Local media reports say the group were attempting to reach the summit of India’s second-highest peak Nanda Devi in Uttarakhand.

The missing Britons have been named locally as group leader Martin Moran, John McLaren, Rupert Whewell and Richard Payne.

US nationals Anthony Sudekum and Ronald Beimel, Australian Ruth McCance, and Indian guide Chetan Pandey are also missing.

The group, led by Mr Moran, a UK-based mountain guide, left their base camp in Munsiyari on 13 May and were due to return on Friday.

A post on the Moran Mountain Facebook page on 22 May said the team had reached their second base camp at 4,870m.

A rescue team was sent out late on Friday night after the mountaineers failed to return to their camp, but rescuers are travelling on foot and are not expected to reach the area until this evening.

Local mountaineers said there had been a heavy avalanche on the group’s planned route.

A Foreign Office spokesperson said: “We are in contact with the Indian authorities following reports that a number of British nationals are missing in the Indian Himalayas.

“We will do all we can to assist any British people who need our help.”
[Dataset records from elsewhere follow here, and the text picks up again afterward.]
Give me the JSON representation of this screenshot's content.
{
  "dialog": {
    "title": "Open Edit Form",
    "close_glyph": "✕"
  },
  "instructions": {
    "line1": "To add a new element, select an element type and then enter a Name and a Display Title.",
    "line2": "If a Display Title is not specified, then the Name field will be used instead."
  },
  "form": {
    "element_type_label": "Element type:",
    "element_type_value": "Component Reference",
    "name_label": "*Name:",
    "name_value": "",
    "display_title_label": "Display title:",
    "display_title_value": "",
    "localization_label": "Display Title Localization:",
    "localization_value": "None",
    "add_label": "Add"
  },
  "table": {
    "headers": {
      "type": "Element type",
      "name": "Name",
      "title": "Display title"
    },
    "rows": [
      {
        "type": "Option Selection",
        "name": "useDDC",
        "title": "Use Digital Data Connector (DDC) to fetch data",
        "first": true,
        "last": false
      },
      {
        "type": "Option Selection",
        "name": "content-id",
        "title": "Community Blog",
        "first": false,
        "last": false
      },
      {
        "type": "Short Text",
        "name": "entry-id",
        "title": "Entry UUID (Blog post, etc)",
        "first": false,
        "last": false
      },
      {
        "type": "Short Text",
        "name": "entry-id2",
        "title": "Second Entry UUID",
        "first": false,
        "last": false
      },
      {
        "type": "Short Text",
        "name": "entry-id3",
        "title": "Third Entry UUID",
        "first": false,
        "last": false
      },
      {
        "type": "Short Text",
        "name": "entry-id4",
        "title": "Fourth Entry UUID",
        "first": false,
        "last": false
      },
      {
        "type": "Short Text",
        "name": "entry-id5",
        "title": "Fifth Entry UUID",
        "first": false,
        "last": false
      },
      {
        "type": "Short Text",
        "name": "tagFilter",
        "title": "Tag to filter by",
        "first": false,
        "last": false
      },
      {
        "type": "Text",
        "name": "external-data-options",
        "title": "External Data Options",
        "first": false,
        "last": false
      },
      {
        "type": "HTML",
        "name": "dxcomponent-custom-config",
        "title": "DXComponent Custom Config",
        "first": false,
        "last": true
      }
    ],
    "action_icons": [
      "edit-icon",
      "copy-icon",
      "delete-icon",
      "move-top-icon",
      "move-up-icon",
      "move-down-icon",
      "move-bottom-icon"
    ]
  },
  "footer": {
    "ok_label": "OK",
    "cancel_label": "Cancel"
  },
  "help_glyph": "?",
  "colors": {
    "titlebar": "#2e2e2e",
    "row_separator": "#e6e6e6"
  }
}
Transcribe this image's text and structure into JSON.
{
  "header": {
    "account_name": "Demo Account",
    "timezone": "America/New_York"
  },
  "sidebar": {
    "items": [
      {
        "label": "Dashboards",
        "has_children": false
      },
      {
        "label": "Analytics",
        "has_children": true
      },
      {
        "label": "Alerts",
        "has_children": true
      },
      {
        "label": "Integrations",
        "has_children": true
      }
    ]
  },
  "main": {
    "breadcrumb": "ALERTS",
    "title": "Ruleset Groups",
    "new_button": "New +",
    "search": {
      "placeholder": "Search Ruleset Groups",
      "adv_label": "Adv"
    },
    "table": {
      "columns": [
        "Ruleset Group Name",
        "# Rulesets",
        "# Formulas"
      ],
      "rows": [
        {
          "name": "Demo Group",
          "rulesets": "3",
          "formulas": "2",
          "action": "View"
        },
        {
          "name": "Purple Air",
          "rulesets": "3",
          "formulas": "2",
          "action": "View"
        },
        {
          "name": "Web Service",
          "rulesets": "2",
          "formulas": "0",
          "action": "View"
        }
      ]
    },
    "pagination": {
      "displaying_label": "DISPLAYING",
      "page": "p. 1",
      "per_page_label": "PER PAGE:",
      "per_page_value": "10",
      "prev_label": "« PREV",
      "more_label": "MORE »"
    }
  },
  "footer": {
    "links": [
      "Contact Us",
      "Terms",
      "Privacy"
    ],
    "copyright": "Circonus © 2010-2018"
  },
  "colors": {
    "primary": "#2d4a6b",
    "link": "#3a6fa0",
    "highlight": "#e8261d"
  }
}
This latest incident comes amid a deadly season on the Himalayas, with at least 17 people dying on the mountain range this year.

On Monday, American climber Christopher Kulish became the 11th person to die on Mount Everest in recent weeks.

Kevin Hynes, a 56-year-old from Ireland, died in his tent last month after texting friends to say the expedition was “proving the most fun he had had”.

British climber Robin Fisher, 44, died 150m (almost 500ft) below Everest’s summit on his descent.

The recent deaths are believed to have been exacerbated by a crowded route to the summit, causing delays, which some have blamed on the number of inexperienced climbers allowed to tackle the mountains.

British climber and former paratrooper Martin Hewitt described the situation as a “free-for-all”.

“Ultimately there are a number of people attempting this mountain that do not have the fitness, the experience, the technical skill or the credibility to realistically attempt a mountain like Everest within a relatively safe time frame, and there are bottlenecks on the mountain,” he said.

“There are areas where it is not really safe or practical to overtake other people.

“So when you have climbers who are not capable of climbing stuck in these locations, everybody else basically gets stuck behind them.”

A record 381 permits were issued to scale Everest for this climbing season.